Computers store data on magnetic discs, both of the "floppy" and "fixed" type, as well as on magnetic tape. The operation of a disc drive can be explained with reference to FIGS. 1A-1C.
A rotating disc 1 contains data arranged in concentric tracks 2. To read data, a movable read/write head 5 in FIG. 1B is positioned above the particular track 2 containing the data of interest.
The data bits can be viewed as tiny magnets 7 in FIG. 1C. When a moving bit-magnet passes beneath the head 5, it excites a coil 9 within the head 5, inducing an electrical signal in the coil. The induced signal is small, of the order of a few millivolts. Further, the size of the signal changes as radial distance of the head changes. That is, when the head 5 is positioned near the center of rotation, at a small radius, the relative speed of rotation between the head 5 and the disc 1 is small. The small speed produces a small signal.

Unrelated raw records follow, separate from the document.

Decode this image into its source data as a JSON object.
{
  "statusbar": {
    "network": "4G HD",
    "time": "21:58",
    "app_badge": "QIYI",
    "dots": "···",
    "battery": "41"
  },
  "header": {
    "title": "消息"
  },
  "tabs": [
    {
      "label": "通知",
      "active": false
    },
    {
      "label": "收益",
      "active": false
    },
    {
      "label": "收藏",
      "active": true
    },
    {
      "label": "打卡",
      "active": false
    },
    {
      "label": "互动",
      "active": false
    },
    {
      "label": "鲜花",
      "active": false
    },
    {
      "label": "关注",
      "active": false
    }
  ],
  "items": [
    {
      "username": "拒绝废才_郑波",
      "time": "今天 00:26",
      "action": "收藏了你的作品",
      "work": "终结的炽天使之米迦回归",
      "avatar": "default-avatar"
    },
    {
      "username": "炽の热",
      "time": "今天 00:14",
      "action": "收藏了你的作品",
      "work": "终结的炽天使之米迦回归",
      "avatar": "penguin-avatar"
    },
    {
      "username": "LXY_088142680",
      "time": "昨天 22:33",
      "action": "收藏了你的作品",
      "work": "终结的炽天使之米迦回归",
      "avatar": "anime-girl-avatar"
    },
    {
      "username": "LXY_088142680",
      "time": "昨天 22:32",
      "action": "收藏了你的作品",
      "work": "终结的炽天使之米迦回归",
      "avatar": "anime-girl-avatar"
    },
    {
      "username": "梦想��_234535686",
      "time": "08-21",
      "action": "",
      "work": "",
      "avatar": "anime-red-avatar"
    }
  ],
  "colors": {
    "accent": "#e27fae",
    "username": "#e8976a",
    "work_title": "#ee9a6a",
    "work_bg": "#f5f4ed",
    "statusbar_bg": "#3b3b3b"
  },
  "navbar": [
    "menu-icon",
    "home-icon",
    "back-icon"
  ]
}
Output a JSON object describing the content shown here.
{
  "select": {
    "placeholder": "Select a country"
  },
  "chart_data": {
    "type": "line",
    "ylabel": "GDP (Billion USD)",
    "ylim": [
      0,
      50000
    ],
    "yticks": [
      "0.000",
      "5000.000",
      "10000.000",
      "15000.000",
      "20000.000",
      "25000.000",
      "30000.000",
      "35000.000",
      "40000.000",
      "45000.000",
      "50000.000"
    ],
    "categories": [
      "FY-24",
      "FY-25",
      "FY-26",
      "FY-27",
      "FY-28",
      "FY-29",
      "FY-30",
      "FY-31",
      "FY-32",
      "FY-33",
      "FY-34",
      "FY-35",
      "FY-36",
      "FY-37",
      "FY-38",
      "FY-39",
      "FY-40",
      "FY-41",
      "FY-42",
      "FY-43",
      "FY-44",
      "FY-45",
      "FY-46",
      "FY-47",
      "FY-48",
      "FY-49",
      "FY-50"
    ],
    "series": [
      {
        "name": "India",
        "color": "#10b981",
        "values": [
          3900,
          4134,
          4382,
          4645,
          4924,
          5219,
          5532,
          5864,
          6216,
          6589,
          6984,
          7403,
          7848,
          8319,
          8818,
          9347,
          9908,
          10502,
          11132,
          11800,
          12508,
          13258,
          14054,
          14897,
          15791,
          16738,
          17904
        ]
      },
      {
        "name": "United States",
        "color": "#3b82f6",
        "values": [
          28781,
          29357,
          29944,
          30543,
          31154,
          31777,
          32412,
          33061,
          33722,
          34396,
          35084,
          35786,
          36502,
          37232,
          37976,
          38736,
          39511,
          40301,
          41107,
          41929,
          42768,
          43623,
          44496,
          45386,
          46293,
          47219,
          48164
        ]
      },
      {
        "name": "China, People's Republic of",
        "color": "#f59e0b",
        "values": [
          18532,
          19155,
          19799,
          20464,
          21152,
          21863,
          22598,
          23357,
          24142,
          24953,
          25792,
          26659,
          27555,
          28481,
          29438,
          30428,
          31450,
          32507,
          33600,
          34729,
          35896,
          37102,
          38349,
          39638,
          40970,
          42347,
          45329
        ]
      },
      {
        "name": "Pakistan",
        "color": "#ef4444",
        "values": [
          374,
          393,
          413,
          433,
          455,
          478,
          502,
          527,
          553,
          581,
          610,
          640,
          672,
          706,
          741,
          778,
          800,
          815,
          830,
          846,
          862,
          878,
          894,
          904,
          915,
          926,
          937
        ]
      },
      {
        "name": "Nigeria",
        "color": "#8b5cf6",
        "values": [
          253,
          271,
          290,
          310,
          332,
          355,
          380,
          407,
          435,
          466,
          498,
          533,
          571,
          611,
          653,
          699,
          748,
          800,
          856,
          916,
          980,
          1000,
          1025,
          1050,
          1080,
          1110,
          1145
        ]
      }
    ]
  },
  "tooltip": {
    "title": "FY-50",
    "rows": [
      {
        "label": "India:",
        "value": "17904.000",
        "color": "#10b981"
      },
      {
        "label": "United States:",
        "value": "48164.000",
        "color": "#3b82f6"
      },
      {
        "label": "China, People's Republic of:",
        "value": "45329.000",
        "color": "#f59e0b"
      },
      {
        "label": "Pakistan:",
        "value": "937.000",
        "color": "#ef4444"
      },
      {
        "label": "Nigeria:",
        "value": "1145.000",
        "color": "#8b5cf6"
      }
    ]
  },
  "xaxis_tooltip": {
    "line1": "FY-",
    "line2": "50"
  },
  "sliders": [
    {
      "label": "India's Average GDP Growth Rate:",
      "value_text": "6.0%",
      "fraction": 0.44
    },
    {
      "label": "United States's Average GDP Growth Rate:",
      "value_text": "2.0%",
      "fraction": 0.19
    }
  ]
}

Conversely, when the head 5 is positioned far away from the center, the speed is large, and the signal produced by the coil 9 is large.
(In more complex terms, the signal produced by the coil depends on d.PHI./dt, which is the first time derivative of flux density, .PHI.. The lines 10 in FIG. 1C indicate flux lines.)
The signal must be amplified. In the amplifier, Automatic Gain Control (AGC) circuits are used to compensate for the change in signal magnitude. When the signal is small, the gain of the amplifier is made large. When the signal is large, the gain is less.
The amplifiers in common use today are differential amplifiers which use bipolar junction transistors. As the technology of disc drives advances, such amplifiers will become unfeasible to use, because of their relatively large size and large power consumption. Further, using CMOS technologies allows analog circuitry to be integrated with complex digital circuitry on a single chip, in order to obtain higher levels of integration.